Preparation and characterization of silica coating with embedded germanium particles for infrared band-pass filter application

Abstract

Composite systems based on micro or nanoparticles of low bandgap semiconductors in the dielectric media offer unique properties. These systems can control the electromagnetic waves propagation through surface plasmon resonance. These systems find their application in solar cells, communications, sensors and many more. Germanium microparticles in the silica matrix form the composite which falls into the category of surface plasmon resonance systems. The research was aimed to develop theses spectral sensitive composite coatings onto the surface of gradient heat flux sensors.

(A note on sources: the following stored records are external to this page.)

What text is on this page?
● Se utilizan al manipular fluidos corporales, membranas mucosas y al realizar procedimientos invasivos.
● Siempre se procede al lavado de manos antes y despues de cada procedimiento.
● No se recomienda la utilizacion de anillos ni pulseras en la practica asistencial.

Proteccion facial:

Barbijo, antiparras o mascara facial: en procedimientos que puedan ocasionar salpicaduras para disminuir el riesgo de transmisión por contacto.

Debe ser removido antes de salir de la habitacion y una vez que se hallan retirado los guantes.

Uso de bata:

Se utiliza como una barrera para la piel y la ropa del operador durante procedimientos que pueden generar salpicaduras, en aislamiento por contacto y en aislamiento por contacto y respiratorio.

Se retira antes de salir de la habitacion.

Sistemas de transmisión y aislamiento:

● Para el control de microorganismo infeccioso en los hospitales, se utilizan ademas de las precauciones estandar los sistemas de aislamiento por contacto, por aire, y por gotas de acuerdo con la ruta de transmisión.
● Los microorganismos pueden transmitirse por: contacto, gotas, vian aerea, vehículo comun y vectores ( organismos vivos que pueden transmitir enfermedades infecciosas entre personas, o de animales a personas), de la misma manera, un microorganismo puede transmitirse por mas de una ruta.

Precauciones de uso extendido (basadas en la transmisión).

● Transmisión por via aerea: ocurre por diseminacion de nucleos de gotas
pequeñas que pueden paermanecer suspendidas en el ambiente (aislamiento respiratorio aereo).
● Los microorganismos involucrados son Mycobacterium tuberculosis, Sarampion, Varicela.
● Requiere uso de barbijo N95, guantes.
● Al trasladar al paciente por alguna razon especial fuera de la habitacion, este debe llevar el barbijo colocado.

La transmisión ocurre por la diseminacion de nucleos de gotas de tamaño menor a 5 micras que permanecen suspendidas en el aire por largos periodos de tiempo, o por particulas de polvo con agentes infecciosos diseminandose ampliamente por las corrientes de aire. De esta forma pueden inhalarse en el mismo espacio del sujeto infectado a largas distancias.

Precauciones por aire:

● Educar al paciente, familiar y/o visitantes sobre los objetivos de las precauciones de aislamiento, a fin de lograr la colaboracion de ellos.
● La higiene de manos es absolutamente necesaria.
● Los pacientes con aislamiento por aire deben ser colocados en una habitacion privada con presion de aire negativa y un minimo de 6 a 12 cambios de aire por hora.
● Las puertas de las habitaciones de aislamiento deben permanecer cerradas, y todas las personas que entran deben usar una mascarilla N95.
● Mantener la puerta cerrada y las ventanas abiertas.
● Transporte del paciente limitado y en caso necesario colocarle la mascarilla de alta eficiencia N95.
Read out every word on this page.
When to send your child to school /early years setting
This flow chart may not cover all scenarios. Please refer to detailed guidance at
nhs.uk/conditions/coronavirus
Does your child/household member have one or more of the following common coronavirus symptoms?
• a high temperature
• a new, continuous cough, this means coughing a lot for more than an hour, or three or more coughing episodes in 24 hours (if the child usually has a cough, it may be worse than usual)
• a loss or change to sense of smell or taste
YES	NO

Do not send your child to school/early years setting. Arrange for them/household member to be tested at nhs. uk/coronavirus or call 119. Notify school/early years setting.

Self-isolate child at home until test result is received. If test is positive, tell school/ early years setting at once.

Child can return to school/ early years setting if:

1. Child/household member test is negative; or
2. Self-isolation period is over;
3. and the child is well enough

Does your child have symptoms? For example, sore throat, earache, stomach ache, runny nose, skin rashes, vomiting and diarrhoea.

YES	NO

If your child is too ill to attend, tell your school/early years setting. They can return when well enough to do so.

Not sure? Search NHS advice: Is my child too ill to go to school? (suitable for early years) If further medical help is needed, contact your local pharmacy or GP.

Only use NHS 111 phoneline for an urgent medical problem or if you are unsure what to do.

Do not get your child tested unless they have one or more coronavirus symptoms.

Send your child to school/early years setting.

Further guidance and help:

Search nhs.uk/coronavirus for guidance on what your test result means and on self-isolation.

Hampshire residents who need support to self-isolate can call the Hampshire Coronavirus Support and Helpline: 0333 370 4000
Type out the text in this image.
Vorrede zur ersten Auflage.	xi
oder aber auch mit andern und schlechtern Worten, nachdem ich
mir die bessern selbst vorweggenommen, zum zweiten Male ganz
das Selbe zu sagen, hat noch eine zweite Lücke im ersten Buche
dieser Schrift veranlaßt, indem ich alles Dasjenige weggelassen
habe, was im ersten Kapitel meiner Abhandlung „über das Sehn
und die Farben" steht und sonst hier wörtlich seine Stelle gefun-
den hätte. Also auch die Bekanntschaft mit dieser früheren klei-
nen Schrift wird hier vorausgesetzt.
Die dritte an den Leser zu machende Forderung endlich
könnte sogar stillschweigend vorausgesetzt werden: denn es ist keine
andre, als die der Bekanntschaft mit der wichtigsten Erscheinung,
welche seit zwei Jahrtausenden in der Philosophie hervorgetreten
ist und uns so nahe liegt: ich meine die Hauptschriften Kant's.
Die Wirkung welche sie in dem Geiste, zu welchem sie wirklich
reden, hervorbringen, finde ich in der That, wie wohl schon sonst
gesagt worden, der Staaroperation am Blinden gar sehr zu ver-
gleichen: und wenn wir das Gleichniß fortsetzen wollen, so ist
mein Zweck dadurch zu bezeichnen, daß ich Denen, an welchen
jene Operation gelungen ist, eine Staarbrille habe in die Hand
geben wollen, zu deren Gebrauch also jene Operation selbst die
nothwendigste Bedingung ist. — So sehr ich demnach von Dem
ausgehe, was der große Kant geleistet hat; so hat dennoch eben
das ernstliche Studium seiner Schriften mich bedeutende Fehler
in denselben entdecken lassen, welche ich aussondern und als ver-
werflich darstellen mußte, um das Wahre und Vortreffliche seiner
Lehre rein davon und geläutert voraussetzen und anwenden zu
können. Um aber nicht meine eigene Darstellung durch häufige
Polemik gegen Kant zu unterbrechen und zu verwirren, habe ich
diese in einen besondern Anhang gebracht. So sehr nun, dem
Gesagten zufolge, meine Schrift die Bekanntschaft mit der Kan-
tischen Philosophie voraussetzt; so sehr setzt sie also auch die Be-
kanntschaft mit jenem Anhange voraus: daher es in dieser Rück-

In order to develop these germanium embedded silica coatings, the sol-gel synthesis route for silica formation and spin coating for deposition on the sensor was adopted. The experimental procedure was designed to achieve uniform crack-free coating over the sensor surface. Germanium particles were also introduced in the coating and the coating was tried to optimize for a variety of surfaces including silicon wafer, and sensors based on silicon-aluminum and nickel-steel systems.

The morphology of coatings was tested through scanning electron microscopy, X-ray diffraction. The sol-gel process was monitored and designed with the help of FTIR while spectral properties were tested through diffuse reflectance measurement by UV-Vis spectrometry. Crack free coatings up to 1µm were achieved for most case by the use of a binder.